On paper, it looks like this:
Notre Dame’s rushing offense ranking nationally among the 131 FBS teams in Rees’ three seasons as ousted Chip Long’s successor has bounced between 24th and 83rd. Passing offense, a range of 26th to this year’s 98th.
Total offense: 26th to 2022’s ranking of 60th. Scoring: 17th to 2022’s 42nd. Team passing efficiency 43rd to this past season’s 32.
Alabama in 2022 only ranked lower than 19th in one of those categories (30th in rushing offense) and was fourth in scoring. In 2021 and 2020 only rushing offense ranked lower than seventh among those same offensive categories.
So if Rees had the same star power across the board that departing Bill O’Brien and his predecessor, Steve Sarkisian, had to work with, do Rees’ numbers instantly become elite?

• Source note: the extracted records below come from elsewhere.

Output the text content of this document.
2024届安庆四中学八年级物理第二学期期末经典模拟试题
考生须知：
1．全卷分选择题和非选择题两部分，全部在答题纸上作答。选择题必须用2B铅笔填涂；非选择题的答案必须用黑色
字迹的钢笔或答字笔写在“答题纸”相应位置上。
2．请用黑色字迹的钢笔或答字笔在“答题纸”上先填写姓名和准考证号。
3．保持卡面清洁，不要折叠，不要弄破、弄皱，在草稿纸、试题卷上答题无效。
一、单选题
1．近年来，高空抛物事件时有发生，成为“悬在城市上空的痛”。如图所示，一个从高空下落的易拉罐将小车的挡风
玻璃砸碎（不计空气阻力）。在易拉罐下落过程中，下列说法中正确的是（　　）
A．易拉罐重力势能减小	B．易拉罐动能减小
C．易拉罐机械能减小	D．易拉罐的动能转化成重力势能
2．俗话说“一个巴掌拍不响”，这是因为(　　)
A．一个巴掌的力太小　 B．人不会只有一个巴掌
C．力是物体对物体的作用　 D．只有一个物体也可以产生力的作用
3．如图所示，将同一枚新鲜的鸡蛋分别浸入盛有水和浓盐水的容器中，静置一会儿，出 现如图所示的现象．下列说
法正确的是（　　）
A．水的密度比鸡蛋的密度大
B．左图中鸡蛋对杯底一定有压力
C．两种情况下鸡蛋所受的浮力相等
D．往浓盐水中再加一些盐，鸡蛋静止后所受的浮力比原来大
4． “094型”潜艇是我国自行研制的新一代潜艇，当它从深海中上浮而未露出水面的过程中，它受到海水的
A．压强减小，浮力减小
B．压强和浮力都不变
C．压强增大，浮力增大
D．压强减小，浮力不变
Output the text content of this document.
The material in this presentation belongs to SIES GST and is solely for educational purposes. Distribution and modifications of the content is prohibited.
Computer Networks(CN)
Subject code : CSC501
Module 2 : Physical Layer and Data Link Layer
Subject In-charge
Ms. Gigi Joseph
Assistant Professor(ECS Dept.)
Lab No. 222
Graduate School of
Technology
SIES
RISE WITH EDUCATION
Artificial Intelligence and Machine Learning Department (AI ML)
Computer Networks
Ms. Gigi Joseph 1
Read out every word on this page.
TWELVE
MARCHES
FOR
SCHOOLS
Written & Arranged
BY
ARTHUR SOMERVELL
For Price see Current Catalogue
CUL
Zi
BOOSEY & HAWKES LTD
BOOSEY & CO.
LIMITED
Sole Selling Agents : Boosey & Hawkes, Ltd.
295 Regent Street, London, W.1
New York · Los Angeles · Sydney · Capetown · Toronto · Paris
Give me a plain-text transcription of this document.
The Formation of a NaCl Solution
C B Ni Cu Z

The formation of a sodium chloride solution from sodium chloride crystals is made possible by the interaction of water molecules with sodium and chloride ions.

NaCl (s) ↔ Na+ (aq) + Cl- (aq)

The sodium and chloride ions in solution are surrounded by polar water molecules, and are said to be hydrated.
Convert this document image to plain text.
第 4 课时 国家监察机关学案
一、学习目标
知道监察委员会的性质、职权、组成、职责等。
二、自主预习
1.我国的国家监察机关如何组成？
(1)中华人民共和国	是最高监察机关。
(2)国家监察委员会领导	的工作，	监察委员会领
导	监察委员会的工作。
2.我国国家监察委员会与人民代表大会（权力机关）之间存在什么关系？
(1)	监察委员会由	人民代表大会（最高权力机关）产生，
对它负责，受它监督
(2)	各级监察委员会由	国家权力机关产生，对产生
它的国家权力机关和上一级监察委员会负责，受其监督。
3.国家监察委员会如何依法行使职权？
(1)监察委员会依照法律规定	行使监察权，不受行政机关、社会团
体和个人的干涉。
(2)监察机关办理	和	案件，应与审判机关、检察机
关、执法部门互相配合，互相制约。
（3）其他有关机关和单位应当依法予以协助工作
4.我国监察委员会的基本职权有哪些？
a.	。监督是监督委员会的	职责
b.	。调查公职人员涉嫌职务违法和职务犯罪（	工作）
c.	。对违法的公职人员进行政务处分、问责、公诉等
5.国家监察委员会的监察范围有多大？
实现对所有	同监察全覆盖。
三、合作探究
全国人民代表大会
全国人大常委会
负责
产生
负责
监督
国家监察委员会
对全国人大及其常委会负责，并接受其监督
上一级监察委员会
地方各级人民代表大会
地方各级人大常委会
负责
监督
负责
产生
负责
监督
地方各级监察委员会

Saban seems to be convinced, enough so that after a Zoom meeting on Wednesday and a Rees trip to Tuscaloosa on Thursday that he offered Rees the job, according to multiple reports, two days after University of Washington OC Ryan Grubb turned down the job.
Usually, coaching moves this high-tiered on the school/position continuum don’t come without at least some collateral damage in recruiting. Yet this is where Marcus Freeman’s first order of business, upon being elevated from Irish defensive coordinator to head coach 14 months ago, will serve him well whenever Rees walks away for good.
Freeman is the lead recruiter with every prospect, offense or defense, five-star or three-star, forging relationships to weather inevitable staff changes. Even one as momentous as Rees’ might be someday.